26 February 2010

Zensursula: Cry wolf, Kollege Stadler

Das  Zugangserschwerungsgesetz aka ZENSURSULA ist in Kraft getreten, soll aber nach dem Willen der Bundesregierung bis auf weiteres nicht angewandt werden. Das BKA hat nach dem Gesetz Sperrlisten zu erstellen, tut es aber auf Anweisung der Regierung nicht.

Nun könnte man, wenn man sowieso gegen das Gesetz ist, sagen: Ist doch prima.

Sehr viele sind gegen das Gesetz, mit guten Gründen. Aber sie regen sich nur noch mehr auf, so beispielsweise der Kollege Stadler: Dass das Gesetz ins Leere läuft, ist in seinen Augen

der eklatanteste Verfassungsbruch den dieses Land bisher gesehen hat. Denn eine Regierung, die sich weigert Gesetze anzuwenden, stellt die parlamentarische Demokratie als solche in Frage.

Huiuiui. Der ruft da nichts weniger als den Verfassungsnotstand aus. Weil das BKA nicht tut, was Zensursula ihm befiehlt.

Jetzt mal langsam und der Reihe nach. Die vollziehende Gewalt ist an Gesetz und Recht gebunden, heißt es in Art. 20 III GG. Das heißt, die vollziehende Gewalt darf nichts tun, was nicht kraft Parlamentsgesetz in ihren Aufgabenbereich fällt und wozu sie nicht kraft Parlamentsgesetz die Befugnis hat. Im Regelfall vollzieht die vollziehende Gewalt, deswegen heißt sie ja vollziehende Gewalt. Sie vollzieht und greift dabei in unsere Freiheits- und Teilhaberechte ein, und deshalb muss dieser Vollzug an die demokratisch legitimierte Gesetzgebung zurückgebunden bleiben.

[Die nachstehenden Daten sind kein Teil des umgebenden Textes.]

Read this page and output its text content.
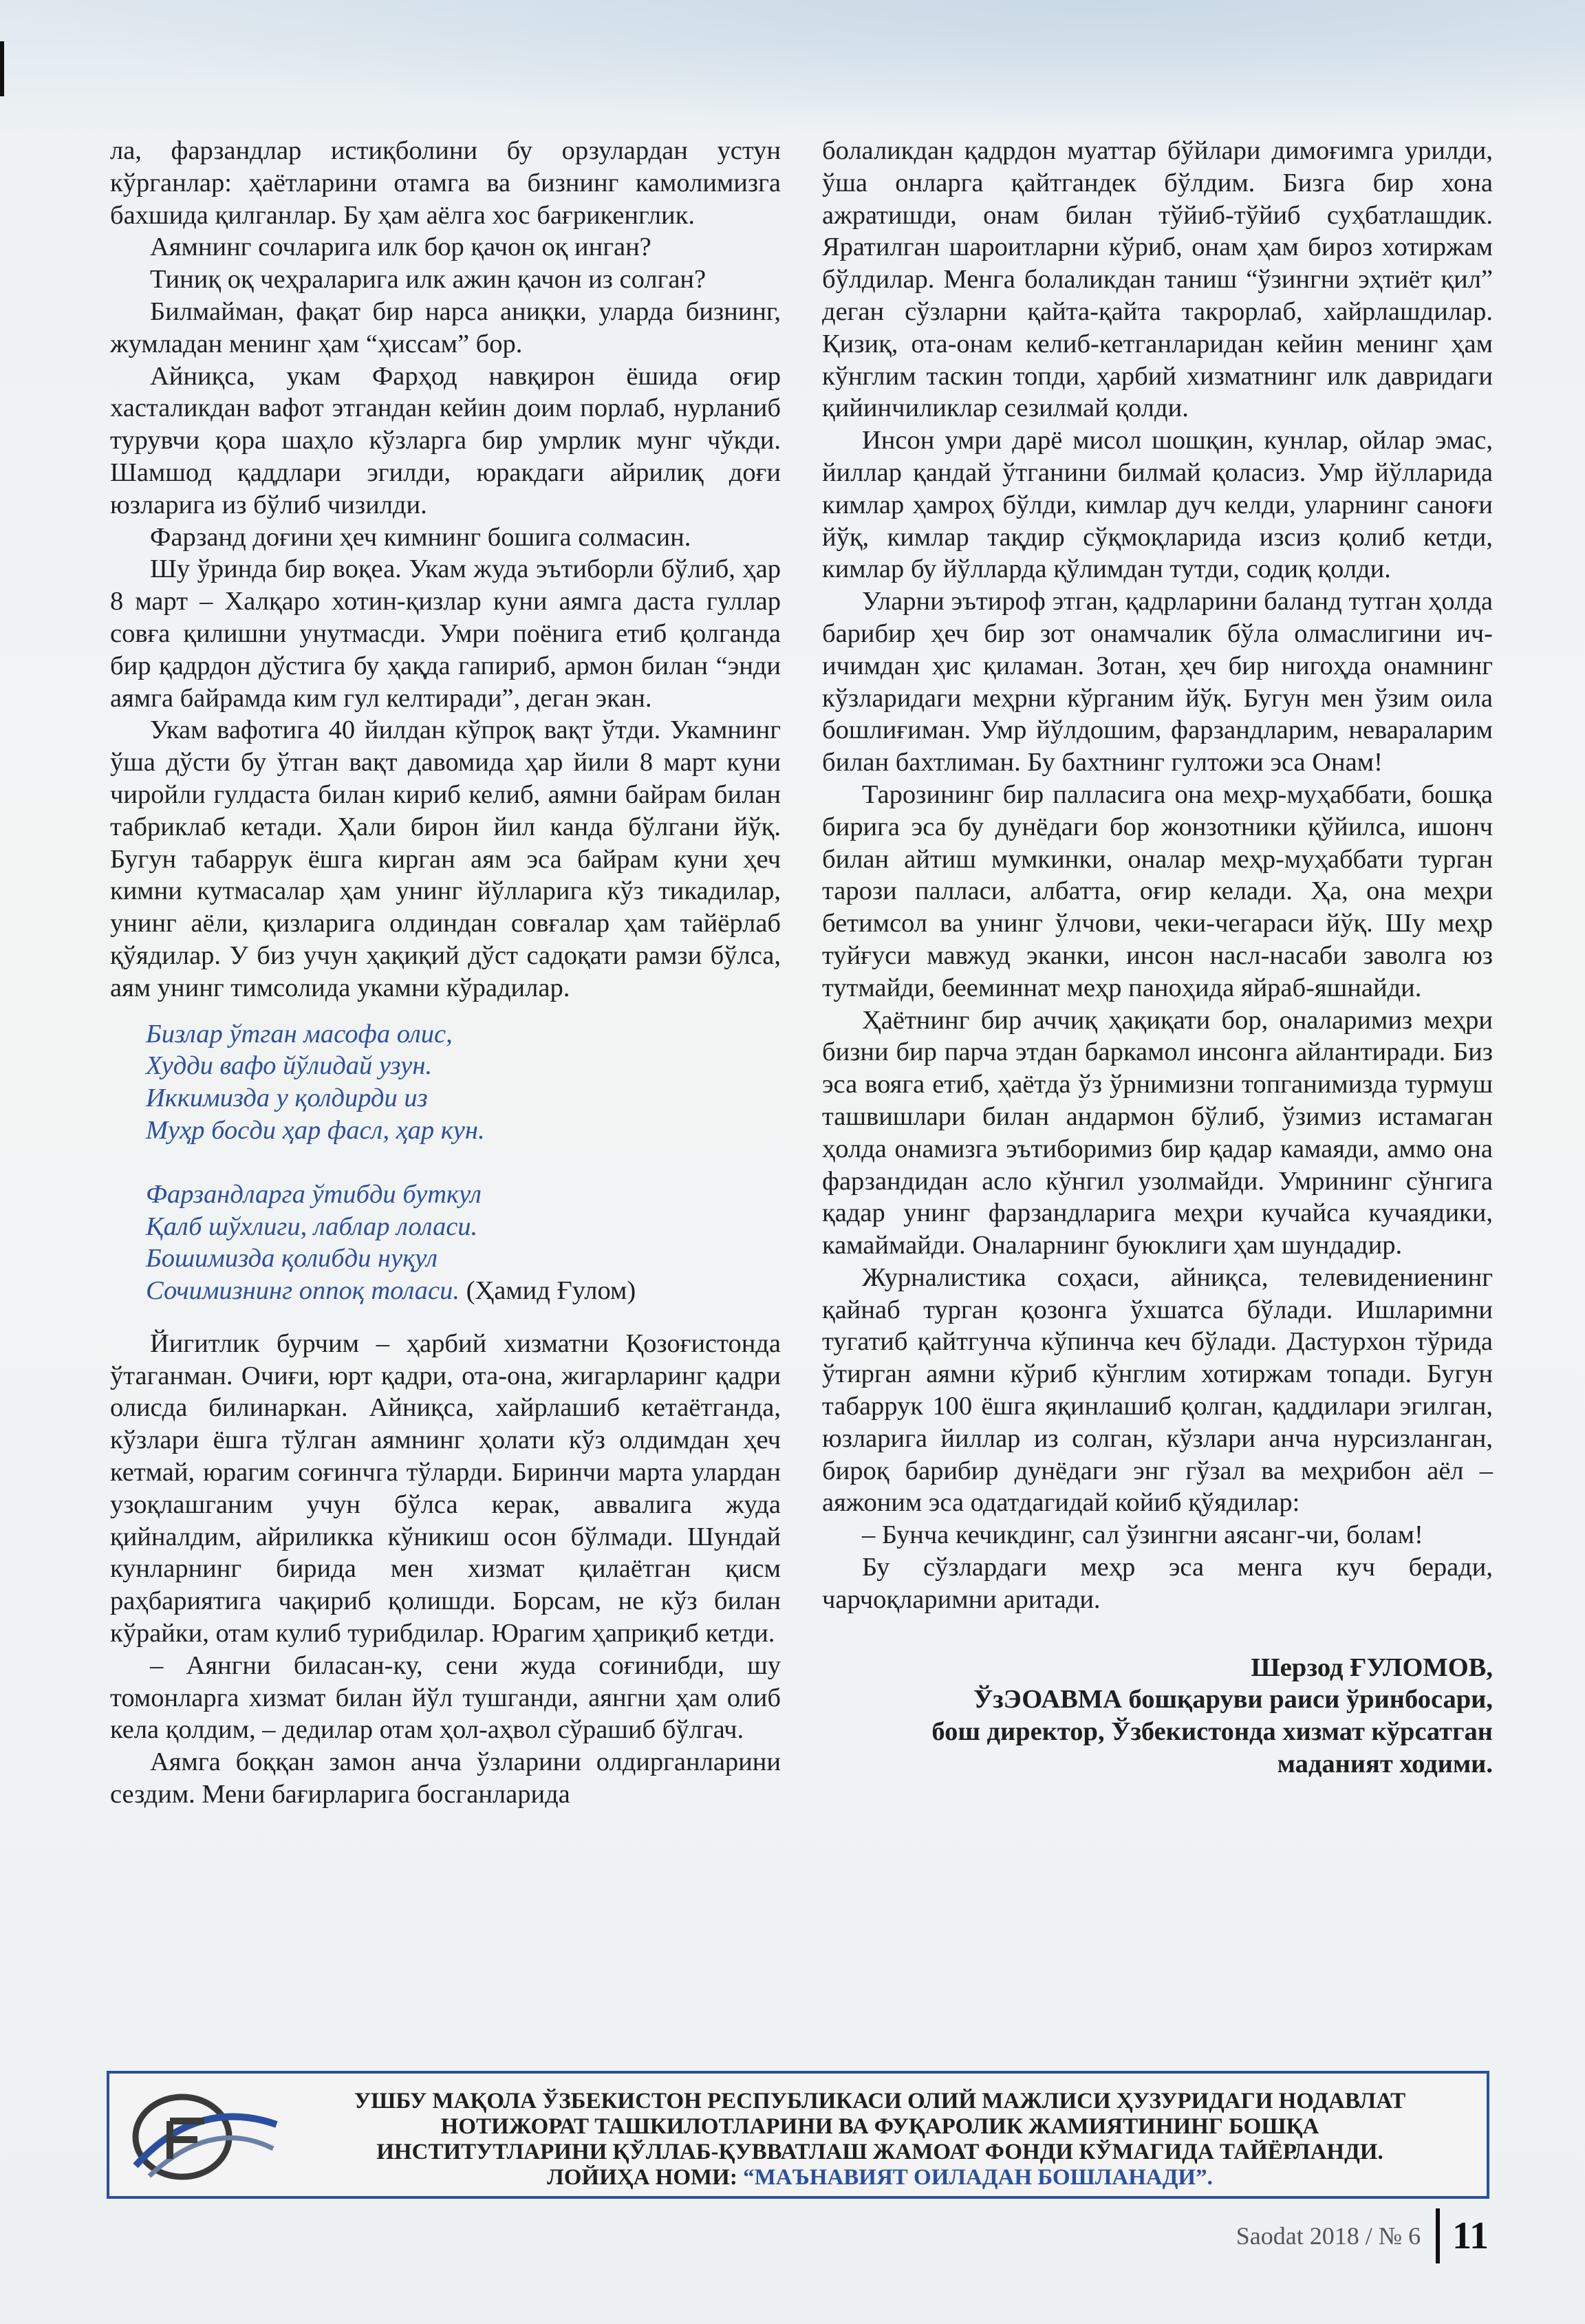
ла, фарзандлар истиқболини бу орзулардан устун кўрганлар: ҳаётларини отамга ва бизнинг камолимизга бахшида қилганлар. Бу ҳам аёлга хос бағрикенглик.

Аямнинг сочларига илк бор қачон оқ инган?

Тиниқ оқ чеҳраларига илк ажин қачон из солган?

Билмайман, фақат бир нарса аниқки, уларда бизнинг, жумладан менинг ҳам “ҳиссам” бор.

Айниқса, укам Фарҳод навқирон ёшида оғир хасталикдан вафот этгандан кейин доим порлаб, нурланиб турувчи қора шаҳло кўзларга бир умрлик мунг чўкди. Шамшод қаддлари эгилди, юракдаги айрилиқ доғи юзларига из бўлиб чизилди.

Фарзанд доғини ҳеч кимнинг бошига солмасин.

Шу ўринда бир воқеа. Укам жуда эътиборли бўлиб, ҳар 8 март – Халқаро хотин-қизлар куни аямга даста гуллар совға қилишни унутмасди. Умри поёнига етиб қолганда бир қадрдон дўстига бу ҳақда гапириб, армон билан “энди аямга байрамда ким гул келтиради”, деган экан.

Укам вафотига 40 йилдан кўпроқ вақт ўтди. Укамнинг ўша дўсти бу ўтган вақт давомида ҳар йили 8 март куни чиройли гулдаста билан кириб келиб, аямни байрам билан табриклаб кетади. Ҳали бирон йил канда бўлгани йўқ. Бугун табаррук ёшга кирган аям эса байрам куни ҳеч кимни кутмасалар ҳам унинг йўлларига кўз тикадилар, унинг аёли, қизларига олдиндан совғалар ҳам тайёрлаб қўядилар. У биз учун ҳақиқий дўст садоқати рамзи бўлса, аям унинг тимсолида укамни кўрадилар.

Бизлар ўтган масофа олис,
Худди вафо йўлидай узун.
Иккимизда у қолдирди из
Муҳр босди ҳар фасл, ҳар кун.
Фарзандларга ўтибди буткул
Қалб шўхлиги, лаблар лоласи.
Бошимизда қолибди нуқул
Сочимизнинг оппоқ толаси. (Ҳамид Ғулом)

Йигитлик бурчим – ҳарбий хизматни Қозоғистонда ўтаганман. Очиғи, юрт қадри, ота-она, жигарларинг қадри олисда билинаркан. Айниқса, хайрлашиб кетаётганда, кўзлари ёшга тўлган аямнинг ҳолати кўз олдимдан ҳеч кетмай, юрагим соғинчга тўларди. Биринчи марта улардан узоқлашганим учун бўлса керак, аввалига жуда қийналдим, айриликка кўникиш осон бўлмади. Шундай кунларнинг бирида мен хизмат қилаётган қисм раҳбариятига чақириб қолишди. Борсам, не кўз билан кўрайки, отам кулиб турибдилар. Юрагим ҳаприқиб кетди.

– Аянгни биласан-ку, сени жуда соғинибди, шу томонларга хизмат билан йўл тушганди, аянгни ҳам олиб кела қолдим, – дедилар отам ҳол-аҳвол сўрашиб бўлгач.

Аямга боққан замон анча ўзларини олдирганларини сездим. Мени бағирларига босганларида

болаликдан қадрдон муаттар бўйлари димоғимга урилди, ўша онларга қайтгандек бўлдим. Бизга бир хона ажратишди, онам билан тўйиб-тўйиб суҳбатлашдик. Яратилган шароитларни кўриб, онам ҳам бироз хотиржам бўлдилар. Менга болаликдан таниш “ўзингни эҳтиёт қил” деган сўзларни қайта-қайта такрорлаб, хайрлашдилар. Қизиқ, ота-онам келиб-кетганларидан кейин менинг ҳам кўнглим таскин топди, ҳарбий хизматнинг илк давридаги қийинчиликлар сезилмай қолди.

Инсон умри дарё мисол шошқин, кунлар, ойлар эмас, йиллар қандай ўтганини билмай қоласиз. Умр йўлларида кимлар ҳамроҳ бўлди, кимлар дуч келди, уларнинг саноғи йўқ, кимлар тақдир сўқмоқларида изсиз қолиб кетди, кимлар бу йўлларда қўлимдан тутди, содиқ қолди.

Уларни эътироф этган, қадрларини баланд тутган ҳолда барибир ҳеч бир зот онамчалик бўла олмаслигини ич-ичимдан ҳис қиламан. Зотан, ҳеч бир нигоҳда онамнинг кўзларидаги меҳрни кўрганим йўқ. Бугун мен ўзим оила бошлиғиман. Умр йўлдошим, фарзандларим, невараларим билан бахтлиман. Бу бахтнинг гултожи эса Онам!

Тарозининг бир палласига она меҳр-муҳаббати, бошқа бирига эса бу дунёдаги бор жонзотники қўйилса, ишонч билан айтиш мумкинки, оналар меҳр-муҳаббати турган тарози палласи, албатта, оғир келади. Ҳа, она меҳри бетимсол ва унинг ўлчови, чеки-чегараси йўқ. Шу меҳр туйғуси мавжуд эканки, инсон насл-насаби заволга юз тутмайди, бееминнат меҳр паноҳида яйраб-яшнайди.

Ҳаётнинг бир аччиқ ҳақиқати бор, оналаримиз меҳри бизни бир парча этдан баркамол инсонга айлантиради. Биз эса вояга етиб, ҳаётда ўз ўрнимизни топганимизда турмуш ташвишлари билан андармон бўлиб, ўзимиз истамаган ҳолда онамизга эътиборимиз бир қадар камаяди, аммо она фарзандидан асло кўнгил узолмайди. Умрининг сўнгига қадар унинг фарзандларига меҳри кучайса кучаядики, камаймайди. Оналарнинг буюклиги ҳам шундадир.

Журналистика соҳаси, айниқса, телевидениенинг қайнаб турган қозонга ўхшатса бўлади. Ишларимни тугатиб қайтгунча кўпинча кеч бўлади. Дастурхон тўрида ўтирган аямни кўриб кўнглим хотиржам топади. Бугун табаррук 100 ёшга яқинлашиб қолган, қаддилари эгилган, юзларига йиллар из солган, кўзлари анча нурсизланган, бироқ барибир дунёдаги энг гўзал ва меҳрибон аёл – аяжоним эса одатдагидай койиб қўядилар:

– Бунча кечикдинг, сал ўзингни аясанг-чи, болам!

Бу сўзлардаги меҳр эса менга куч беради, чарчоқларимни аритади.

Шерзод ҒУЛОМОВ,
ЎзЭОАВМА бошқаруви раиси ўринбосари,
бош директор, Ўзбекистонда хизмат кўрсатган
маданият ходими.
УШБУ МАҚОЛА ЎЗБЕКИСТОН РЕСПУБЛИКАСИ ОЛИЙ МАЖЛИСИ ҲУЗУРИДАГИ НОДАВЛАТ
НОТИЖОРАТ ТАШКИЛОТЛАРИНИ ВА ФУҚАРОЛИК ЖАМИЯТИНИНГ БОШҚА
ИНСТИТУТЛАРИНИ ҚЎЛЛАБ-ҚУВВАТЛАШ ЖАМОАТ ФОНДИ КЎМАГИДА ТАЙЁРЛАНДИ.
ЛОЙИҲА НОМИ: “МАЪНАВИЯТ ОИЛАДАН БОШЛАНАДИ”.
Saodat 2018 / № 6 11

Aber wenn sie gerade nicht vollzieht? Sondern vielmehr unterlässt, zu vollziehen?

Wer genau wird in seinen Freiheits- oder Teilhaberechten verletzt, wenn das BKA von seiner Befugnis, Sperrlisten zu erstellen, keinen Gebrauch macht?

Mit anderen Worten: Wer klagt?

Niemand klagt. Nicht, dass es nicht ginge. Wenn hier tatsächlich eine Verletzung der Rechte des Parlaments im Raum stünde, dann könnte jeder einzelne Abgeordnete in Karlsruhe einen Organstreit mit der Regierung vom Zaun brechen. Wohlgemerkt: Man müsste die Nichtanwendung des Gesetzes angreifen, also das Unterlassen der Erstellung von Sperrlisten. Wer soll das denn machen? Peter Gauweiler vielleicht?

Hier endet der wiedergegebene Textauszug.